With its MRR mid-range radar, Bosch (Germany) has developed a technology that uses the 77-GHz frequency band providing precise data about the vehicles on the road ahead. The sensor is used for assistance and safety systems in commercial vehicles. It is connected to the automotive electronics via CAN and Flexray interfaces.
IN COMMERCIAL VEHICLES, SAFETY AND ASSISTANCE FUNCTIONS help drivers and freight to reach their destinations safely. Under an EU regulation, most of the heavy commercial vehicle models in excess of 3,5 t will have to be equipped with advanced emergency braking systems (AEBS) and lane departure warning systems (LDWS) effective November 2013. These assistance functions support drivers during emergency braking and warn them if they unintentionally drift out of lane.
“The new sensor for commercial vehicles is a high-performing and cost-effective basis for emergency braking systems, as well as for convenience functions such as adaptive cruise control,” said Gerhard Steiger, the president of the Bosch Chassis Systems Control division. The company offers a 12-V version of the sensor for light trucks, and a 24-V version for heavy trucks. Series manufacture will start in 2013.

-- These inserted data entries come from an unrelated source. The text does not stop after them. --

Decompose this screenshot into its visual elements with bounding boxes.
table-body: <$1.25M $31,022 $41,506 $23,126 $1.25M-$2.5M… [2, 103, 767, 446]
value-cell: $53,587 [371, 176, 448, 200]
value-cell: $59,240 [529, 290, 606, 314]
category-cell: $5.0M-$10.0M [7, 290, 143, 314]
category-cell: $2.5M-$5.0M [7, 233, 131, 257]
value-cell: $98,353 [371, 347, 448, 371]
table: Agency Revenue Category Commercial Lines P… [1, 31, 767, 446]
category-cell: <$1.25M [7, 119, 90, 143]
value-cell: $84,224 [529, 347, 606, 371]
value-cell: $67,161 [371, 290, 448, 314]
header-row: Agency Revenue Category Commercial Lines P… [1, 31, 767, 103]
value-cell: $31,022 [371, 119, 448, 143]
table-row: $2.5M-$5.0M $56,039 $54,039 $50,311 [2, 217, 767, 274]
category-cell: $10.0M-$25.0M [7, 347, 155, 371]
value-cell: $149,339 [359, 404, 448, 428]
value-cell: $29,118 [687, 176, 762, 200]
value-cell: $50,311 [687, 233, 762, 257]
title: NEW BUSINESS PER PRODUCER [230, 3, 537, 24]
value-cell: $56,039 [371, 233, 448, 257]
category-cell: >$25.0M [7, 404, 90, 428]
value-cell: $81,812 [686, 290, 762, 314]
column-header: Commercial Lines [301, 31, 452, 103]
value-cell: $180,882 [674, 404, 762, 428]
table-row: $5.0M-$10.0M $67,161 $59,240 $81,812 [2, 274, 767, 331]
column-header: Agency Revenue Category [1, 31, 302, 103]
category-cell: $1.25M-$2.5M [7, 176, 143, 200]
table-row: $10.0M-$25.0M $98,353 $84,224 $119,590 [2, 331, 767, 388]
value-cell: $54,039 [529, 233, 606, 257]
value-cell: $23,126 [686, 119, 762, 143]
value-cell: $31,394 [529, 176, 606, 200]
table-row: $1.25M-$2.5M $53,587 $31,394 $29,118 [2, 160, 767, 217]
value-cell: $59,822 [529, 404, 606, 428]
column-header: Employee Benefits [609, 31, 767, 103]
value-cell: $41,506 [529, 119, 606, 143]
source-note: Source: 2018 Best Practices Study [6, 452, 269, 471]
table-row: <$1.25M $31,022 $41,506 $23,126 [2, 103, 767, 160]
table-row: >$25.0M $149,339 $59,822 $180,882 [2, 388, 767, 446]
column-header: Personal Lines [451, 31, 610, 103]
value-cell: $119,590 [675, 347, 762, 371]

The 77-GHz sensor provides object separation up to three times more accurate, and can measure speed and distance three to five times more accurately than a 24-GHz version. It uses a frequency band, which has been permanently allocated to automotive applications worldwide. “The new MRR is especially suitable for vehicle platforms that are offered in all the world’s markets,” Steiger says. In addition, the measurement data from the sensor can be used to inform drivers how close they are to the vehicle in front.

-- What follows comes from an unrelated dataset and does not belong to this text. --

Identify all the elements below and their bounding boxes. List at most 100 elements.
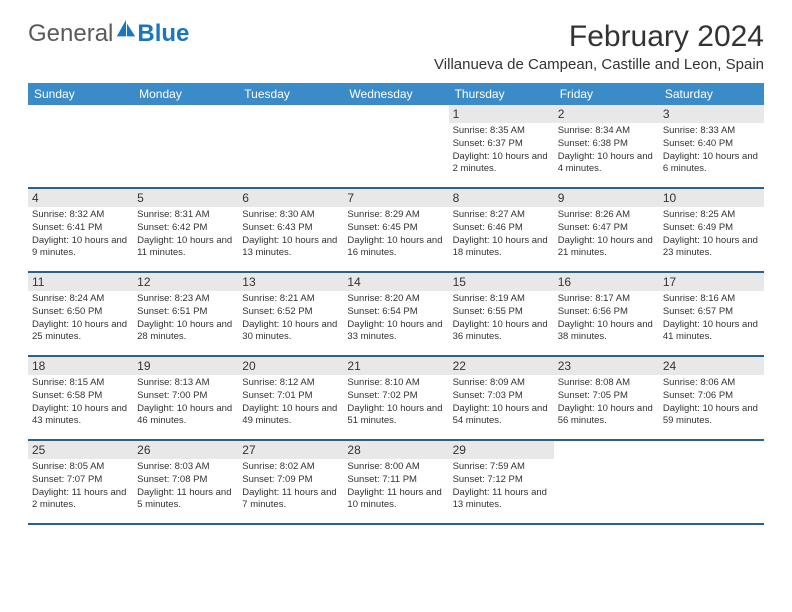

The silicon-germanium sensor can be concealed in the bumper or mounted unobtrusively in the vehicle’s radiator grille. It is smaller and more cost-effective than the conventional 24-GHz sensors. For use at the rear of the vehicle, a 12-V version is also available for light commercial vehicles. This allows drivers to be warned of vehicles that are in their blind spot, and that are approaching at speed from the rear. It also makes it easier to reverse out of parking spaces where vision is restricted, as approaching vehicles can be reliably detected.